We're speaking to Juan Carmona, flamenco guitarist, known as the French Juan Carmona. He recently released a new recording, “Perla de Oriente”, the eleventh of his artistic career.
Born in Marseilles, he began playing guitar at 7 or 8, and by 15 he played professionally. It could be said that his guitar reference is Jerez, “I lived 8 years in Jerez, in order to soak up that sound, every day I hung out with Isidro Sanlúcar, who produced my first record – Borboreo – and he told me Jerez was fine, but that I was from another musical culture, and had to incorporate it, seek out my own style”. Obviously, Paco de Lucía was also a reference, “I owe everything to Paco, when I heard him the first time, I decided to become a flamenco guitarist”. This new recording, “Perla de Oriente”, “is dedicated to Paco de Lucía, because the structure of the associated recital is what Paco created, the sextet, bass, flute, percussion, singing and dance”.
He knows, as do other guitarists of his generation, how hard it is to work in Spain, “there’s no work for Spanish guitarists, so you can imagine how it is for a foreigner, look at all my awards, the Jerez prize, the Paco de Lucía prize in Madrid, I had a record nominated for a Grammy, the Zyriab prize from UNESCO…but I can’t really complain, we’re all in the same boat, I have a lot of work in France, China, Taiwan, Korea…I stick up for flamenco all over the world”.
In France, the flamenco festivals also tend to rely on Spanish flamenco artists, with the French participation being almost anecdotal, his artistic agency, Nomades Kultur, also organizes flamenco festivals in France, Marbella and Cannes for example, and Juan Carmona is the artistic director, “I call all the flamencos I think ought to be present, regardless of whether or not I like what they do, regardless if they’re friends, something which often mars some festivals”. When we ask him about the French interest in flamenco, he admits the atmosphere tends to focus on gypsies, but little by little, schools have been created, of guitar and dance, and the French flamenco following has grown a lot.
Although he has a hard time working in Spain, there is a certain advantage: “this summer we were over a month touring large venues in Taiwan, China, Korea, 25 concerts in all, places that make room for music, and you feel proud because they hold flamenco guitar in great esteem, on a level with opera and other great art-forms. Theaters with a capacity of one, two or three thousand people”. The result of this tour is the record “Perla de Oriente”, a studio recording, but with the conditions of live performance, “after the first few concerts, the group started sounding good, in one of the theaters there was a recording studio right in the back, so I figured it was a good chance to make a live recording, but in the studio”. So the repertoire includes a little bit of everything I’ve recorded over the years, “something from Borboreo, another piece from Sentido del Aire, bulerías, rumbas, alegrías, tangos, soleá…and it’s with Picalube singing, Bandolero on percussion, El Bachi on bass, Domingo Patricio on Flute, Sergio Aranda and my brother and myself”. It’s a studio recording “where we can all see each other, and play at the same time, nowadays they make records where the interpreters can’t even see each other, they play their parts which are mixed afterwards, it works well, I can’t say otherwise, maybe a little too perfect if anything”.
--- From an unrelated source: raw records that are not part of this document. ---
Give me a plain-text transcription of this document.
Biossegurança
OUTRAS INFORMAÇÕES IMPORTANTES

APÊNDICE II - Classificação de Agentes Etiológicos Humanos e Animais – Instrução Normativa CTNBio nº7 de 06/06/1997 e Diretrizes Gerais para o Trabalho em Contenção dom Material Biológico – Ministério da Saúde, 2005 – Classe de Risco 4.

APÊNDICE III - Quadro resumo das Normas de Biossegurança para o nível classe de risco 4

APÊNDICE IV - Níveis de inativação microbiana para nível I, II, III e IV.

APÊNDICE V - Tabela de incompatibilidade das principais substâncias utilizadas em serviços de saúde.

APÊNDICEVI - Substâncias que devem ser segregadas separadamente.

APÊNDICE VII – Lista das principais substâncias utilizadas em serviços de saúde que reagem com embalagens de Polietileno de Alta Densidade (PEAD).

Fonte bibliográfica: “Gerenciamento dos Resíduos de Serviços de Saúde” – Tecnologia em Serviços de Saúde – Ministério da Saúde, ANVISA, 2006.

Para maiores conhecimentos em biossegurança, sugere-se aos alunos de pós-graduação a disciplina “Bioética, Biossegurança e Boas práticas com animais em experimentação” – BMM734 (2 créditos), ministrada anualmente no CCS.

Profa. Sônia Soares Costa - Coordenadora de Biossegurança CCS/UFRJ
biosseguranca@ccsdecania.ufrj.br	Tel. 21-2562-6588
It’s called “Perla de Oriente”, but there’s no influence of oriental music, “it’s a tribute to Shanghai, the city that receives that nickname, pearl of the Orient, I liked it, so I decided to use it”.
Although he’s been tempted by the possibility of living in Spain, nowadays it makes no difference where you live, “the important thing is to have something that gives you work, and in any case, being a guitarist in Spain tends to be as accompanist for singing and dancing”, still, he never loses contact, “I come through at least once a month, maybe to Jerez, I have to keep in contact with my musicians, and with friends, Pakete, Bandolero, there’s always some collaboration, or to make a video…”.
All that’s left is to enjoy his music, but on recording, because coming to play in Madrid or elsewhere in Spain, is no easy task, “not for the time being, but if they want, here I am, it’s a shame, not just for me, but for all guitarists, that no one clearly supports flamenco guitar”.